L'objet de ce compte rendu n'est pas la restitution intégrale des interventions, mais bien la description des discussions que ces débats ont suscités et de leurs conclusions.

Membres participant à la réunion du Conseil :
M. Jean François Abramatic ; M. Alain Bravo ; M. Patrick Cocquet ; M. Jean Pierre Corniou ; M. Michel Dahan ; M. Michel Didier ; M. Claude Guéguen ; M. Yves Guillemot ; Mme Simone Halberstadt Harari ; M. Daniel Kaplan ; M. Philippe Lemoine ; Mme Colette Lewiner ; M. Joël Monnier ; M. Grégoire Olivier ; Mme Isabelle Parize ; M. Gilles Pélisson ; M. François Henri Pinault ; M. Denis Ranque ; M. Gérard Roucairol ; M. Claude Satinet ;
M. Serge Tchuruk.

Membres excusés :
M. Thierry Breton ; M. Jean-Charles Hourcade ; M. Gilles Kahn ; M. Arnaud Lagardère ; M. André Lévy Lang M. Patrick Le Lay ; Mme Colette Lewiner ; M. Jean Mounet ; M. Jacques Stern.

Invité :
M. Didier Lombard.

 

LA REUNION PLENIERE

 

Technologies de l'information et compétitivité

Le rapport réalisé par cinq membres du Conseil est présenté.

Ce rapport est totalement actuel, en particulier l'approche sectorielle qui y figure.

Il reste un tissu de PME/PMI insuffisamment développé, alors qu'il est l'écosystème naturel des grandes entreprises.

Les préconisations de ce rapport permettraient la mise en action d'une double dynamique sectorielle et territoriale qui reste à créer aujourd'hui, via des investissements en technologies de l'information par les dirigeants de PME et PMI.
Le document élaboré conduit ainsi à des propositions pratiques et opérationnelles, qui répondent bien à l'objectif fixé par le Premier ministre.

Il est souhaitable que ce rapport soit diffusé le plus largement possible, en particulier dans le grand public, car cette diffusion sera de nature à aider et contribuer à la prise de décision, tant en ce qui concerne sa partie " recherche " que celle consacrée à "l'innovation".

L'approche par les usages, concrétisée dans une recommandation sectorielle, est en particulier conçue même en vue d'une diffusion publique.

Lors de la discussion, il est fait part d'une position complémentaire, en ce que les usages ne provenant pas des industriels, toute démarche de prescription serait contre productive.

Cette analyse n'est pas partagée par d'autres membres, qui soulignent qu'il s'agit en outre de mettre en avant cette préconisation afin de faire largement progresser la France en matière de technologies de l'information.

Le caractère urgent et sérieux de la situation est souligné à plusieurs reprises, et en conséquence la nécessité que la publication la plus large soit donnée à ce rapport.

Il s'agit de faire obstacle à une impression de déjà vu sur le secteur des T.I.C.

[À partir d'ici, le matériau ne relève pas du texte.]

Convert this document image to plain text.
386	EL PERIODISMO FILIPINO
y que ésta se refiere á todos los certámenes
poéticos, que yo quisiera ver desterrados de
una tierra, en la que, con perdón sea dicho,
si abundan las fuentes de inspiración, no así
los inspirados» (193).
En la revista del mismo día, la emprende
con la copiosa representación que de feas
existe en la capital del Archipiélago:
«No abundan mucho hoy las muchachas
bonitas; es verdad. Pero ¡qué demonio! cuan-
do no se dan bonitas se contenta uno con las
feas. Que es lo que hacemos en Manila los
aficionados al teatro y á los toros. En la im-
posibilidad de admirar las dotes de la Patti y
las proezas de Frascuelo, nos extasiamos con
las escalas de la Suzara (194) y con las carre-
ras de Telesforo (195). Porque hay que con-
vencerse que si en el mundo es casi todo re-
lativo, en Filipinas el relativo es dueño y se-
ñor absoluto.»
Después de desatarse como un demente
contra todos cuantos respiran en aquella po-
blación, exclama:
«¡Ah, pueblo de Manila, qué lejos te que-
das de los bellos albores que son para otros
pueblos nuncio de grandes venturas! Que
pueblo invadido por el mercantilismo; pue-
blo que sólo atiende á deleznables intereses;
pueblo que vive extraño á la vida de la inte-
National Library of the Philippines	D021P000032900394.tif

Le Conseil décide à l'unanimité d'adopter ce rapport, une note complémentaire étant transmise simultanément au Premier ministre, afin d'assurer la meilleure transparence de ce débat au sein du Conseil.

Le Conseil émet également le vœu qu'il soit procédé à la diffusion publique la plus large du rapport.


Initiatives publiques récentes :

a) Agence nationale de la recherche,
b) Agence nationale de l'innovation,
c) Pôles de compétitivité,
d) Initiatives européennes, PCRD

... propositions pour le secteur des TIC, complémentarités et mise en perspective.


a) L'agence pour l'innovation industrielle (AII), a pour objet de renforcer les sociétés de technologies, sachant que le " tout public " ne fonctionne plus.

Le principe est de proposer des programmes mobilisateurs, à échéance 5 à 10 ans, financés par une entreprise industrielle à au moins 50%, avec des critères : présence d'innovation, de marché (= pas de commande publique), entreprise qui aura une part de marché significative (= ce n'est pas destiné aux P.M.E., mais aux grands groupes), critères économiques de l'entreprise elle-même, rôle de la puissance publique.
La création de l'A.I.I. nécessite le vote d'une loi, s'agissant d'un Établissement public administratif, ce qui a fait l'objet d'une nouvelle mission confiée à M. BEFFA.

L'idée générale du rapport est que de plus en plus de projets en collaboration sont nécessaires, au lieu de la dispersion de l'activité industrielle et de la perte d'efficacité et du coût entraînés par la concurrence industrielle.


b) L'Agence nationale pour la recherche (A.N.R.) mettra en œuvre des crédits sur appels d'offres, au lieu de financements récurrents.

L'inquiétude de la communauté de la recherche tient à la direction de ces crédits et les critères de choix : s'agira-t-il de l'application de l'objet de la recherche, de critères sectoriels, géographiques ?

Le Groupement d'intérêt public A.N.R. a un centrage " recherche " très important, et la question de la coordination avec l'A.I.I. est posée.

Le budget de l'A.N.R. ne devrait pas dépasser l'addition des budgets du Fonds national de la science et du Fonds pour la recherche technologique auxquels il se substitue.

L'importance de la part T.I.C. est difficile à mesurer, dans la mesure ou la part de " recherche blanche " (c'est-à-dire non thématique) est élevée, et en croissance au fur et à mesure que l'ébauche se précise.

Une partie de cette " recherche blanche " reste ouverte à des thématiques T.I.C.


c) Sur les pôles de compétitivité, il s'agit de réunir des acteurs par zone géographique.

Cela rejoint des interrogations sur la recherche publique.

Ces pôles de compétitivité ont conduit à 105 propositions déposées, dont 17 en T.I.C. couvrant 11 régions.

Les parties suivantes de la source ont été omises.